Carrol Cox cbcox at ilstu.edu
Fri Dec 8 10:21:58 PST 2000


Charles Brown wrote:


> >>> Jim at heartfield.demon.co.uk 12/07/00 05:55PM >>>
>
> No you are absolutely wrong. Scientific facts are decided by material.
> Scientific consensus merely recognises that.
>
> The earth was not flat when scientists thought it was, it was round. The
> consensus caught up with the truth of the matter, it did not create it.

So it was Jim that made this remark. I wish people when quoting would identify who they are quoting. Surely no one on this list reads every post, and who says something is often part of its meaning.

I presume Jim is not as ignorant of history as this post suggests. But to repeat. Knowledge that the earth is round is probably older than anything we might call science. Only skeptics without any scientific training would ever have doubted that the earth was round.

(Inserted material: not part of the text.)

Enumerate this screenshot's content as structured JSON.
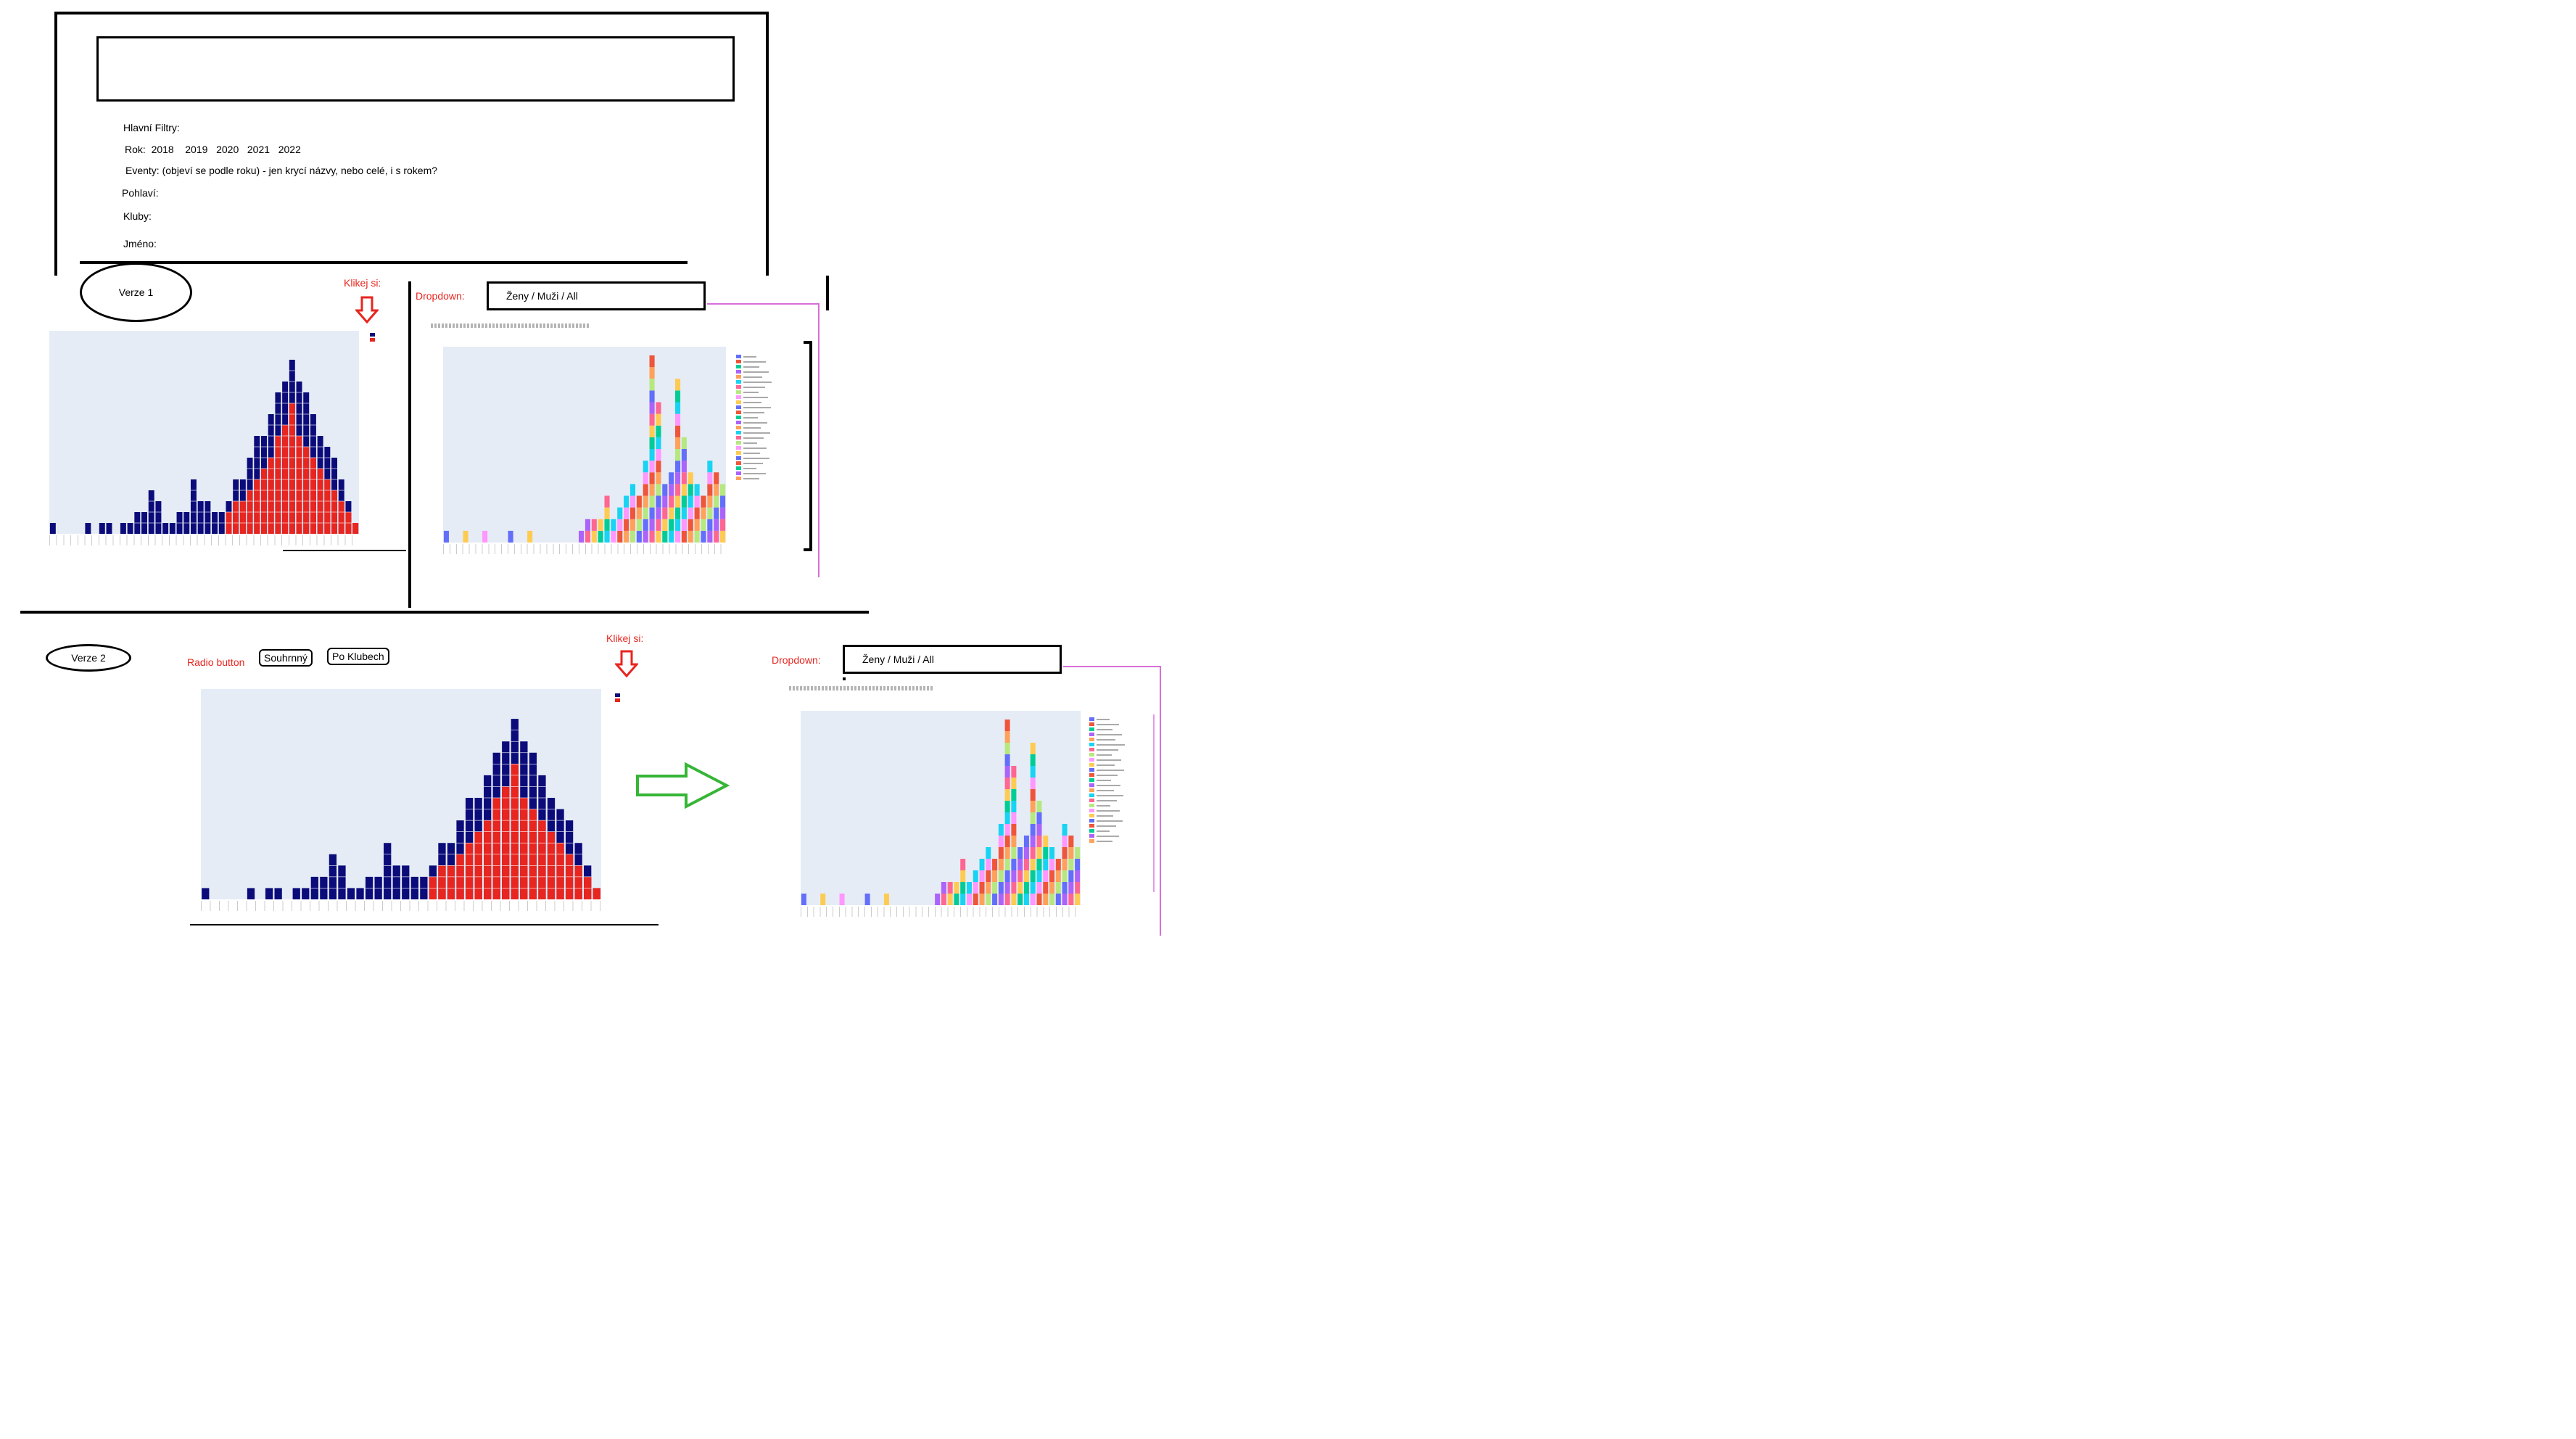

Colombus, as I mentioned before, was wrong and the consensus of scientists in his time was correct about the earth's size. He was saved from death from thirst only because of the surprise of the western hemisphere. Usually skeptics from outside the consensus are wrong, and when they turn out to be "right" it is always on some such freakish accident as saved Colombus's skin. Real challenges to the consensus come from inside that consensus.

[Parallel: All corrections of errors by Marx or other marixts have come from Marxists, more or less inside the marxist consensus. Non-marxists when they discover a marxist error tend to replace that error with an even more egregious non-marxist error.]